• Fossil Foundations

    Date posted: January 3, 2011 Author: jolanta
    The core of my current body of works is dealing with middle stages, focusing on a critical, compressed moment. Through the mediums of sculpture, installation, drawing and collage, I investigate aspects of banal evil, bureaucratic violence, and alienation that exist underneath the surface and threaten to emerge. In my “laboratory,” I use nature as a tool to tell a story. I always disrupt it and implant bugs in it by confronting it with the artificial. I often create hybrids that combine organic language and materials with synthetic ones. I examine the overlapping of biological and synthetic elements and attempt to come up with the chemical formula for combining them. Thus, I seek to undermine prevalent dichotomies, such as nature and culture, good and bad, male and female, life and death. 

    Tomer Sapir

    Tomer Sapir, Research for the Full Crypto-Taxidermical Index, 2010. Photo credit: Elad Sarig. Courtesy of the artist.

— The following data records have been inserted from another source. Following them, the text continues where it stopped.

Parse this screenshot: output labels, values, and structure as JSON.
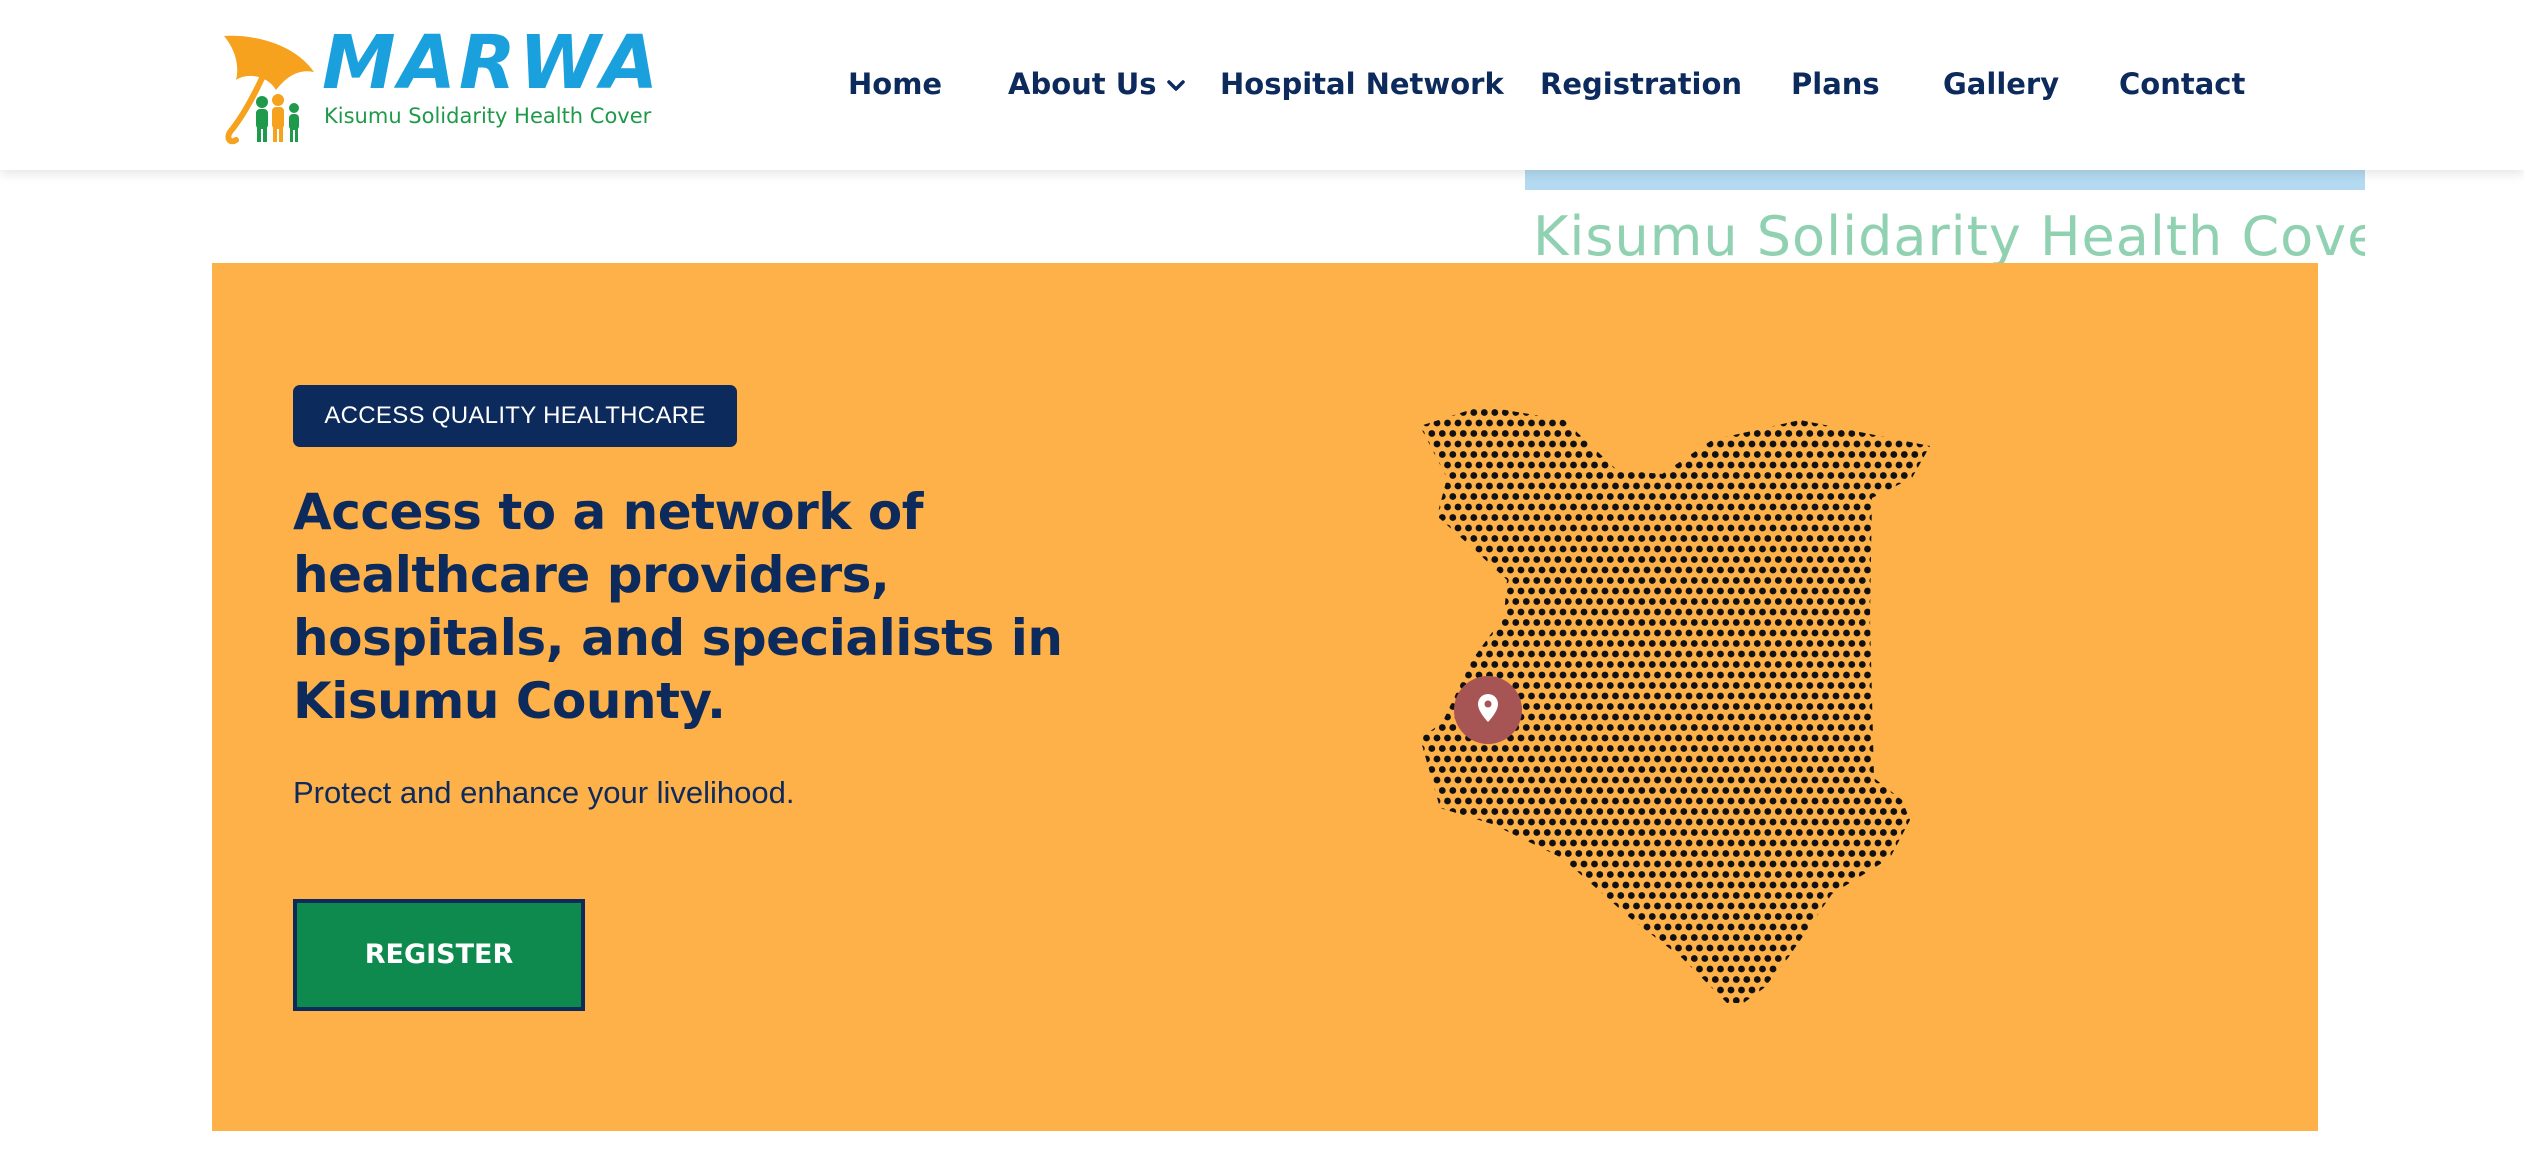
{
  "colors": {
    "navy": "#0d2a5c",
    "hero_bg": "#fdb148",
    "register_green": "#0f8a4f",
    "pin": "#a75454",
    "logo_blue": "#1aa1dd",
    "logo_green": "#1f9a4a",
    "logo_orange": "#f6a21e"
  },
  "logo": {
    "title": "MARWA",
    "tagline": "Kisumu Solidarity Health  Cover",
    "icons": [
      "umbrella-icon",
      "family-icon"
    ]
  },
  "nav": {
    "items": [
      {
        "label": "Home"
      },
      {
        "label": "About Us",
        "icon": "chevron-down-icon"
      },
      {
        "label": "Hospital Network"
      },
      {
        "label": "Registration"
      },
      {
        "label": "Plans"
      },
      {
        "label": "Gallery"
      },
      {
        "label": "Contact"
      }
    ]
  },
  "watermark": {
    "text": "Kisumu Solidarity Health  Cover"
  },
  "hero": {
    "badge": "ACCESS QUALITY HEALTHCARE",
    "headline": "Access to a network of healthcare providers, hospitals, and specialists in Kisumu County.",
    "subtext": "Protect and enhance your livelihood.",
    "register_label": "REGISTER",
    "map_icon": "kenya-map-dotted",
    "pin_icon": "location-pin-icon"
  }
}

    The core of my current body of works is dealing with middle stages, focusing on a critical, compressed moment. Through the mediums of sculpture, installation, drawing and collage, I investigate aspects of banal evil, bureaucratic violence, and alienation that exist underneath the surface and threaten to emerge.

    In my “laboratory,” I use nature as a tool to tell a story. I always disrupt it and implant bugs in it by confronting it with the artificial. I often create hybrids that combine organic language and materials with synthetic ones. I examine the overlapping of biological and synthetic elements and attempt to come up with the chemical formula for combining them. Thus, I seek to undermine prevalent dichotomies, such as nature and culture, good and bad, male and female, life and death. I search to create a world that exists in a twilight zone between fiction and reality, and where the border between a joke and a catastrophe is ambiguous.

    The work Research for the Full Crypto-Taxidermical Index (2010) is shown in the exhibition Shelf Life, curated by Tami Katz-Freiman and Rotem Ruff, in the Haifa Museum of Art. The sculpture was produced in collaboration with the Haifa Museum of Art on the occasion of the exhibition. The work is a system of vitrines that contain a collection of objects. Some of them were gathered from nature, and some are sculptures that imitate fictional organic configurations. The collection is carefully organized in the display, but with no classificatory principle, and the border between the organic and the artificial is ambiguous. The whole system holds in store a tension between present and past. While some of the “findings” look as if they were taken from a prehistoric time, it seems that others contain organic values from the present such as mold. The tension gets intense in the objects that are fossilized and rotten at the same time.